Aan deze vorderingen leggen [eiseressen] , samengevat, ten grondslag dat zij schade lijden doordat aan [eiseressen] toebehorende gronden in de Uitvoeringsregeling als blijvend grasland zijn aangewezen, met als gevolg dat daarvoor een ploeg- en omzetverbod geldt. Dit beperkt [eiseressen] in hun bedrijfsvoering en leidt tot inkomensderving. Deze schade is niet aan te merken als een normaal bedrijfsrisico. [eiseressen] worden door het ploeg- en omzetverbod onevenredig benadeeld ten opzichte van landbouwers die geen blijvend grasland hebben in een Natura 2000-gebied. Laatstgenoemde landbouwers kunnen immers wel hun landbouwgronden omploegen en/of omzetten. [eiseressen] kunnen dat niet meer, als zij aanspraak willen blijven maken op inkomenssteun. Uit het voorgaande volgt dat de Staat onrechtmatig heeft gehandeld jegens [eiseressen] en hun schade dient te vergoeden.
4.3.
De Staat concludeert tot afwijzing van de vorderingen.
4.4.
Op de stellingen van partijen wordt hierna, voor zover van belang, nader ingegaan.

5.De beoordeling

Ontvankelijkheid

5.1.
Allereerst moet de rechtbank, ook ambtshalve, beoordelen of [eiseressen] in hun vorderingen bij de burgerlijke rechter kunnen worden ontvangen. De Staat heeft op dit punt geen verweer gevoerd.
5.2.
De burgerlijke rechter biedt als ‘restrechter’ aanvullende rechtsbescherming in geval van een zogenoemd rechtstekort: als het verwijt dat [eiseressen] de Staat maken kan worden getoetst in een andere, met voldoende waarborgen omgeven rechtsgang bij een gespecialiseerde rechter en in die rechtsgang eenzelfde of een vergelijkbaar resultaat kan worden bewerkstelligd als [eiseressen] beogen met hun vorderingen in deze procedure, is geen taak weggelegd voor de burgerlijke rechter en zullen [eiseressen] niet-ontvankelijk moeten worden verklaard in hun vorderingen.
5.3.
Het verwijt van [eiseressen] komt erop neer dat zij het uit de Uitvoeringsregeling voortvloeiende ploeg- en omzetverbod jegens hen onrechtmatig achten, zolang de schade die zij door dit verbod lijden niet wordt vergoed. Uit de onder 3.19 bedoelde uitspraak van het CBb volgt dat tegen de Uitvoeringsregeling en de beslissing van de Staat tot afwijzing van het verzoek om schadevergoeding geen bestuursrechtelijke rechtsgang heeft opengestaan.
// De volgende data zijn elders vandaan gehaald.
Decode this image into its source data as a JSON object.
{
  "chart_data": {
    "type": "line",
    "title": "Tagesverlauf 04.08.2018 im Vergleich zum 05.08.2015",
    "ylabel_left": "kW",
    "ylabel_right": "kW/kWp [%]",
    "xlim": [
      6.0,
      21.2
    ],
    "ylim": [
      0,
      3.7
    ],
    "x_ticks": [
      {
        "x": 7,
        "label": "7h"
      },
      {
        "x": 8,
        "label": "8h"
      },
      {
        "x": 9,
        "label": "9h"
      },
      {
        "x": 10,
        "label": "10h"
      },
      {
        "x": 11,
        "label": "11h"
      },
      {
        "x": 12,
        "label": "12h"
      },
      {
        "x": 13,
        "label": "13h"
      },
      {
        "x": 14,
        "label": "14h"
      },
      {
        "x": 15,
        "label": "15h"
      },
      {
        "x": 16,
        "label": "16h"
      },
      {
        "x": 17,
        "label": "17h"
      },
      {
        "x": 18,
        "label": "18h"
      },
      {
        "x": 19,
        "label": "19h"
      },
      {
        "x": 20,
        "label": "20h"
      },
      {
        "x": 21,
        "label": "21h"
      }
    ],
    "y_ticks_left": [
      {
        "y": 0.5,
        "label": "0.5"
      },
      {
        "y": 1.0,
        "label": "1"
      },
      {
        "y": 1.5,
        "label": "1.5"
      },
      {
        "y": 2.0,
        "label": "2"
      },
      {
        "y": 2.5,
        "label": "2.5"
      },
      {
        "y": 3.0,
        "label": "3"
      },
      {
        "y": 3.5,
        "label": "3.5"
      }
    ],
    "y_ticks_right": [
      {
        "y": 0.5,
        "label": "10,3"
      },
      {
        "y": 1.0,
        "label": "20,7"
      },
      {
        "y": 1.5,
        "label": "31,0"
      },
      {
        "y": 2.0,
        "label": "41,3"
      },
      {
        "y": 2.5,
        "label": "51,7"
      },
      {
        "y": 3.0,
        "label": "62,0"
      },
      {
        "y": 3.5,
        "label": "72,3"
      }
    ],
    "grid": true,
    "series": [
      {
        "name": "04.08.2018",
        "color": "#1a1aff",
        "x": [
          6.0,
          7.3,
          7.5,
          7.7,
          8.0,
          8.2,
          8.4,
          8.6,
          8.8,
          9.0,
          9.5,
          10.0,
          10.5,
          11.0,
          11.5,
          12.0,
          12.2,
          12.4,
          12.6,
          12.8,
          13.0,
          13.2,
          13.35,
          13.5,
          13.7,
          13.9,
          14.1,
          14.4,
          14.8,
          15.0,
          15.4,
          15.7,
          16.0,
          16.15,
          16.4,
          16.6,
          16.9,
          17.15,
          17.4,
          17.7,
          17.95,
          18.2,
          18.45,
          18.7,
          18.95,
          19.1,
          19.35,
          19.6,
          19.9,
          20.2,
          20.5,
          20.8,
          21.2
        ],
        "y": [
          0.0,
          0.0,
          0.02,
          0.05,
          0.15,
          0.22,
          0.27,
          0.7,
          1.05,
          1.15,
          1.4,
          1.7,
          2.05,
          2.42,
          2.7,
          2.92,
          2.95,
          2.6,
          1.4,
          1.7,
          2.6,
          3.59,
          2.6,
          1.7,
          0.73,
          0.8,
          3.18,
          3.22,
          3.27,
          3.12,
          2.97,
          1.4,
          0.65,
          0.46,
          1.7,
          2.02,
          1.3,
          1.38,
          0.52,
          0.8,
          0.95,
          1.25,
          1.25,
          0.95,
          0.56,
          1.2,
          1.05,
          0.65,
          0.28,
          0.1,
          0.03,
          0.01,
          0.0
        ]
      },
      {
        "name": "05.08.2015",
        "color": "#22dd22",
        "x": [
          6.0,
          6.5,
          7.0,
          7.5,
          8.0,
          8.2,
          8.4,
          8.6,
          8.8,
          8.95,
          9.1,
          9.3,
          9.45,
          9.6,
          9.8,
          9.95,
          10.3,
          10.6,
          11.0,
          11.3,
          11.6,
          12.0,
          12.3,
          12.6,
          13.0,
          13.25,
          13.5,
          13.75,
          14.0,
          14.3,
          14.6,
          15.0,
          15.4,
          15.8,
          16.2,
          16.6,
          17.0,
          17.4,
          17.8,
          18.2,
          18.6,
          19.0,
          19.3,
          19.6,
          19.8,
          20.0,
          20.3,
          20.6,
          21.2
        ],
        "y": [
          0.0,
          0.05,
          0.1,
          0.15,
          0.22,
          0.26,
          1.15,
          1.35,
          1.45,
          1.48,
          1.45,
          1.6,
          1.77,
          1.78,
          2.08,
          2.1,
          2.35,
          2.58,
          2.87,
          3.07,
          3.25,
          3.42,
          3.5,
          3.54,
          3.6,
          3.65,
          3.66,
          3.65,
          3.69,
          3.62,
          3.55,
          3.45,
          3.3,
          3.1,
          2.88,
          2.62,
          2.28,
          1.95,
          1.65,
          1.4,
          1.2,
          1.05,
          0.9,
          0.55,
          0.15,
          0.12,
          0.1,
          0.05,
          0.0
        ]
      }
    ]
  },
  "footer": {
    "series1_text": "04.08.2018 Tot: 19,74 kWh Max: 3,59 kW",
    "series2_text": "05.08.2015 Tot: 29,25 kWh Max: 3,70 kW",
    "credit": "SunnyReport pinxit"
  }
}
Dit brengt mee dat [eiseressen] in hun vorderingen bij de burgerlijke rechter kunnen worden ontvangen.
Nadeelcompensatie
5.4.
[eiseressen] baseren hun vordering tot schadevergoeding op het zogenoemde égalitébeginsel. Dit beginsel is in de rechtspraak en de literatuur aanvaard als grondslag voor de verplichting van de overheid om nadeel te compenseren van een persoon of beperkte groep van personen die door een op zichzelf gerechtvaardigde overheidsmaatregel in vergelijking met anderen onevenredig worden gedupeerd. De maatstaf voor nadeelcompensatie op grond van het égalitébeginsel is of iemand onevenredig zwaar wordt getroffen door rechtmatig overheidshandelen dat voor hem een last inhoudt die (a) abnormaal is, dat wil zeggen: uitstijgt boven hetgeen maatschappelijk gebruikelijk is en normaal gesproken te verwachten valt, en (b) speciaal is, namelijk een enkeling of een (beperkte) groep vergeleken met de referentiegroep waartoe zij behoren bijzonder zwaar treft zonder dat daarvoor een rechtvaardiging bestaat. Het ligt op de weg van [eiseressen] om voldoende concreet te stellen en onderbouwen, en bij betwisting ook te bewijzen, dat in het onderhavige geval aan deze beide voorwaarden is voldaan.
5.5.
In hun beroep op nadeelcompensatie ligt besloten dat [eiseressen] het ploeg- en omzetverbod voor hun blijvend grasland op zichzelf niet onrechtmatig achten. Op dat punt is sprake van rechtmatig overheidshandelen. De rechtbank begrijpt de stellingen van [eiseressen] aldus dat het ontbreken van adequate compensatie voor het nadeel dat zij stellen te ondervinden van dit overheidshandelen meebrengt dat de Staat jegens hen onrechtmatig handelt.
Abnormale last?
5.6.
De rechtbank gaat eerst in op het vereiste dat [eiseressen] te maken hebben gekregen met een abnormale last. Bij de beoordeling of daarvan sprake is, is onder meer van belang de aard van de overheidshandeling en het gewicht van het daarmee gediende belang, in hoeverre die handeling en de gevolgen ervan voorzienbaar zijn voor diegenen die er nadeel door ondervinden, en de aard en omvang van het nadeel/de schade.
5.7.
De aard van de overheidshandeling betreft regelgeving. Niet in geschil is dat het ploeg- en omzetverbod is bedoeld om blijvend grasland dat ecologisch kwetsbaar is in Natura 2000-gebieden als bedoeld in de Habitatrichtlijn of de Vogelrichtlijn te beschermen om zo biodiversiteit te behouden. Daarmee is een zwaarwegend belang gediend. Ingevolge de Uitvoeringsregeling behoort het blijvend grasland van [eiseressen] in Rijntakken met ingang van 2015 tot de ecologisch kwetsbare gebieden.
5.8.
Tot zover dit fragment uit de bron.